Aspirin may inhibit the growth of mesothelioma, an aggressive and deadly asbestos-related cancer, University of Hawaiʻi Cancer Center researchers have found.
The finding could eventually give doctors and patients a potential new tool to fight against this devastating disease, which kills about 3,200 people a year nationwide, and advance knowledge of how to fight other cancers.
The study published in Cell Death and Disease showed that aspirin slows down the growth of mesothelioma by blocking the carcinogenic effects of the inflammatory molecule, High-Mobility Group Box 1 (HMGB1). Researchers believe the molecule directly promotes mesothelioma growth.
“HMGB1 is an inflammatory molecule that plays a critical role in the initiation and progression of malignant mesothelioma. Inhibiting HMGB1 dramatically reduced malignant mesothelioma growth in mice and significantly improved survival of treated animals,” said Haining Yang, an associate professor in the Thoracic Oncology Program at the UH Cancer Center.

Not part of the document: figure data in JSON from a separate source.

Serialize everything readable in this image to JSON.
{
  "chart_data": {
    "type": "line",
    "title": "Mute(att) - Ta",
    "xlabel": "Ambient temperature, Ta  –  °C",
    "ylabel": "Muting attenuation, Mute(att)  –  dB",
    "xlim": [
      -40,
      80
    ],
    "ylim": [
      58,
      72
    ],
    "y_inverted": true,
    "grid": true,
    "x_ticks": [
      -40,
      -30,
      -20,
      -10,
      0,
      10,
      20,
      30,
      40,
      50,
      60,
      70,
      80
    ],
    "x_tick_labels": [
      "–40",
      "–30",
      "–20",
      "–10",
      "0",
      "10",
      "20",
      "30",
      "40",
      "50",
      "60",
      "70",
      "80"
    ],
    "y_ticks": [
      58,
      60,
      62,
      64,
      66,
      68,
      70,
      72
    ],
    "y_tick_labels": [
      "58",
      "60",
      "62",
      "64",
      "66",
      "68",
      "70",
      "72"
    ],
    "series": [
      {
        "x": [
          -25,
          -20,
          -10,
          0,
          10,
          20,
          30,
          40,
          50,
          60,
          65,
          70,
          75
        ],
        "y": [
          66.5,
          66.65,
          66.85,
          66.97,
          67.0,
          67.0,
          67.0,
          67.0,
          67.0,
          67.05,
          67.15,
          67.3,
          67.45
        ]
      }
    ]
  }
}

Aspirin is mostly used as a nonsteroidal anti-inflammatory drug, which is absorbed by the stomach and upper intestine. Working with collaborators, Yang and Thoracic Oncology Program Director Michele Carbone, found that at least some of the so far unknown anti-tumor activity of aspirin is through preventing HMGB1 activity.
Malignant mesothelioma is an aggressive and often deadly cancer that can result from exposure to asbestos and asbestos-like fibers such as erionite. The prolonged presence of asbestos fibers lodged in the organ lining initiates a vicious cycle of chronic cell death and chronic inflammation that, over a period of many years, can lead to mesothelioma.
The researchers theorized that people at high risk of developing mesothelioma could take aspirin as a way to prevent or delay the growth of the cancer, and thus increase their chances of survival. Such individuals would include people occupationally exposed to asbestos, or people who live in areas high in naturally occurring asbestos-like fibers. They also encourage future studies to uncover the precise mechanism by which aspirin blocks HMGB1.